Говоря о работе Дюшана, я попутно привела свое определение эротизма. В соответствии с задаваемой границей, эротизм может восприниматься либо как продолжение жизни, либо как нечто, уже вплотную приблизившееся к смерти. Как безусловно принадлежащую жизни воспринимает эротику Бретон, и Робер Бенеюн, входивший в группу сюрреалистов на последнем этапе, приводит в своей монографии «Эротика сюрреализма» соответствующее определение Шваллера де Любича: «эротизм есть магия жизненности, основным выражением которой становится пробуждение сексуальной силы». Готовой слиться со смертью, смертельным разрывом сознания предстает эротика у Жоржа Батая: «Можно сказать, что в момент эротического переживания мы принимаем нашу жизнь — вместе с неизбежной смертью» или «Именно эротизм является в сознании человека тем, что изнутри ставит под сомнение само его существо». Эротизм предстает в этом случае местом, где жизнь и смерть перестают восприниматься как противоположности, но скорее испытываются в их соприкосновении. С другой стороны, если сексуальность означает устремленность к другому на уровне физиологии, то эротизм — это своего рода фигура стиля, стилистическое оформление сексуальности. А где фигуры стиля — там и фигуры слов: здесь и начинаются словесные эксперименты Арагона, Лейриса, Дюшана. К ним можно добавить также игры Ррозы Селяви, практиковавшиеся Десносом и вдохновленные как раз опытом Дюшана («Эрос — это жизнь»): «Акт секса — аксиома сект» или «Закон желания — жетон за знания».
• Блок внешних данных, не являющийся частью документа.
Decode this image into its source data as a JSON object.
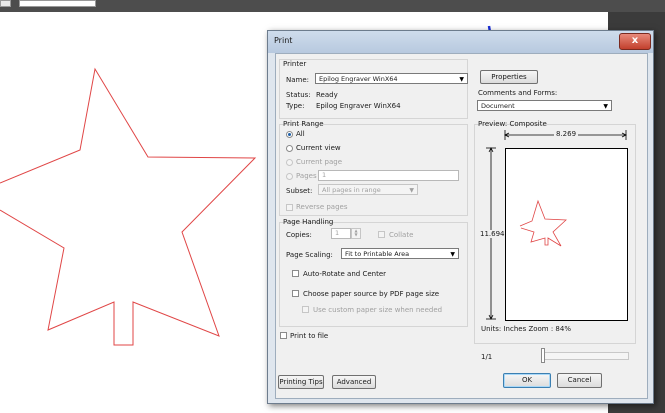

В то же время у Андре Бретона или Бенжамена Пере, а быть может, и у Робера Десноса (чей лирический подъем собирает воедино разметавшиеся нити текстов, а любовь — нити самой его жизни) мы скорее обнаружим воспевание абсолютной достаточности, которую поэт обретает во встрече с беззаветно любимой женщиной. Здесь женщина предстает уже «краеугольным камнем вещественного мира» («Сообщающиеся сосуды»), единственным залогом земного спасения («Аркан 17»). В конце концов, «именно в любви людей заключена неистощимая сила обновления мира» (там же). В противовес мельничному жернову, которым падет великий Вавилон в ветхозаветном пророчестве, здесь камень возносит вверх — это любовь мужчины и женщины. В этой точке взаимного притяжения

любовь живет только взаимностью, пусть это и не означает непременно, что она сама становится обоюдной [...] Но лишь взаимная любовь, наподобие волшебного магнита, способна создать такое абсолютное притяжение существ, над которым ничто уже не будет властно, — она одна способна сделать нашу плоть подобной солнцу, будто клеймя ее сияющей печатью, и превратить наш дух в неиссякающий, невозмутимый и вечно живой источник, бодрящее течение которого отныне навсегда соединяет калужницу и чабрец (там же).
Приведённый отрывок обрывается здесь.